MILWAUKEE – Today, in response to the increasing calls to reform the juvenile justice system in Milwaukee, Youth Justice Milwaukee (YJM), a coalition of community organizations, youth advocates and family members of youth involved in the juvenile justice system, released the following statement:

“We are members of the Milwaukee community. We want our families, neighbors, and friends to be safe in their homes and their neighborhoods. YJM agrees that our current system is in urgent need of reform. However, we must act rationally and invest in interventions that are proven to reduce our youths’ risk for future offenses. We must not react out of fear and pursue unduly harsh penalties that further damage young people and have proven to be ineffective.

“We need to start with a review of Milwaukee’s juvenile justice system from top to bottom. We need to develop a comprehensive understanding of how our current system is helping – or why it is failing – our young people. This process must include the community, especially the young people and families that are most impacted by the current juvenile justice system.

“Each year, Wisconsin spends a total $162,800,000 to upkeep its failing juvenile justice system, and at Lincoln Hills alone, the cost to incarcerate one youth surpassed $100,000 in 2013, and continued to rise. A smarter, economically efficient, and more just approach would be to follow the lead of states that are closing youth prisons and redirecting funds in effective community-based alternatives to incarceration.

“A recent report published by the National Collaboration for Youth, Beyond Bars, Keeping Young People Safe at Home and Out of Youth Prisons, demonstrates that every community, regardless of economic circumstances, has assets that can make a positive impact on at-risk youth without relying on locking kids up. Instead of incarcerating children, communities should take advantage of a wide range of existing resources that are more likely to help young people change course and thrive. That’s why Youth Justice Milwaukee continues to call on state officials to close Lincoln Hills and Copper Lake, and instead redirect funds to community-based treatment programs that are proven to achieve better outcomes.

“Components of such a “continuum of care” may include: respite for families, services to improve behavioral health and treat substance use, holistic victim services, building future economic opportunity, access to education, safe places to recreate, gang intervention, restorative justice, mobile crisis and intervention, mentoring, and programs for youth who cannot successfully complete traditional programming.

“YJM is committed to working with community members and decisions makers at all levels to do what is necessary to reform the juvenile justice system and keep our youth and our communities safe. Community members are welcome to join us at our next YJM collation meeting, Wednesday April 12th at Urban Underground from 2-4pm, to participate in these critical conversations.

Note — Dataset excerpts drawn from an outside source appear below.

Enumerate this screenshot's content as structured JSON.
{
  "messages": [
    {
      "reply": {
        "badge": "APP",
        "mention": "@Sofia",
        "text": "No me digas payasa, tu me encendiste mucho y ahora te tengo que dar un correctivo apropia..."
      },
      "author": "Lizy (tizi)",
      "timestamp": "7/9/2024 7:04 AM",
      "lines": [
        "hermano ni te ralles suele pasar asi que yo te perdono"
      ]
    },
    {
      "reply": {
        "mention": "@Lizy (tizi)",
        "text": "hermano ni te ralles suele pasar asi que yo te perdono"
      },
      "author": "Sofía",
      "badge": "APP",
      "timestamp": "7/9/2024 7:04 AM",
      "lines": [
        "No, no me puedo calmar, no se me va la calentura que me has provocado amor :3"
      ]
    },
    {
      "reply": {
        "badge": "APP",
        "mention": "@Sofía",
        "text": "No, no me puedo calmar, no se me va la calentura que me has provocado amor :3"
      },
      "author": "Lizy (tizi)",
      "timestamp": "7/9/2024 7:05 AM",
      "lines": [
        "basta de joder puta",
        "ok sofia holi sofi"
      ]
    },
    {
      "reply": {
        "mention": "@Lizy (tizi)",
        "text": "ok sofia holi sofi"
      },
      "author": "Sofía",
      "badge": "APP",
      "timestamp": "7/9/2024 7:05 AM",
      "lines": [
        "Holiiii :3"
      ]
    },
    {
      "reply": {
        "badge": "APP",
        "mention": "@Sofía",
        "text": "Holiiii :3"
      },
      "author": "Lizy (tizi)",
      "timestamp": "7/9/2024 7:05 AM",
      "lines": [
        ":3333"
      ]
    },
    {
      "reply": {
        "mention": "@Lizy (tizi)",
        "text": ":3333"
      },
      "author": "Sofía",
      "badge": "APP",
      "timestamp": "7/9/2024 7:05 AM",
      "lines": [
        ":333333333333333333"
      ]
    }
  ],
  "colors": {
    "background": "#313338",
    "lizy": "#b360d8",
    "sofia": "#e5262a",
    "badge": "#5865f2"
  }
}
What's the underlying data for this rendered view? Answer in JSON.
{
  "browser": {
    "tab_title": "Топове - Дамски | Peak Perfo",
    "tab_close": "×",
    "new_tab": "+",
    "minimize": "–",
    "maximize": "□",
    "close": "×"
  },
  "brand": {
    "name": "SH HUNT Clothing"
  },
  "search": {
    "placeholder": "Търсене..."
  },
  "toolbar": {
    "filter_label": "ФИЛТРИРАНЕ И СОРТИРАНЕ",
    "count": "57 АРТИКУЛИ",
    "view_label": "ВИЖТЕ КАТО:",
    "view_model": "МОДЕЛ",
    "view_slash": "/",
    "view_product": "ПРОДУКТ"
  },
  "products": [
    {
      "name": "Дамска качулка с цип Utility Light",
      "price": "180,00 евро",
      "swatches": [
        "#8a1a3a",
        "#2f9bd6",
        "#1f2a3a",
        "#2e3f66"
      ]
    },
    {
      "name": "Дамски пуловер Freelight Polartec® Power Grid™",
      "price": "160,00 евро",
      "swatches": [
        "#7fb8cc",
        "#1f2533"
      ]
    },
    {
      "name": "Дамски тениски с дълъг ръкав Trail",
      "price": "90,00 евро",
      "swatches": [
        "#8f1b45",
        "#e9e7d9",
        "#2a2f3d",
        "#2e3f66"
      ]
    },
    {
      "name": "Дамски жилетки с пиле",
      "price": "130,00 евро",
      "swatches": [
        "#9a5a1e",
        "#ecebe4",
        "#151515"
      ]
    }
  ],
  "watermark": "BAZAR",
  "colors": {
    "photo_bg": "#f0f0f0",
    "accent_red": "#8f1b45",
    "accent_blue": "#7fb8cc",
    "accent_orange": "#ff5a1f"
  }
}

“We recognize and share the Milwaukee community’s frustration with our broken juvenile justice system. To move forward and improve outcomes, we must make well-informed choices based on what the evidence has shown will work best.”

Youth Justice Milwaukee is a broad-based campaign advocating for community-based, family-centered, restorative programs as an alternative to locking up children in Wisconsin’s youth prisons. Youth Justice Milwaukee represents a coalition of persons who were incarcerated as youth, families of youth who are or were incarcerated, service providers, and local and national youth justice advocates.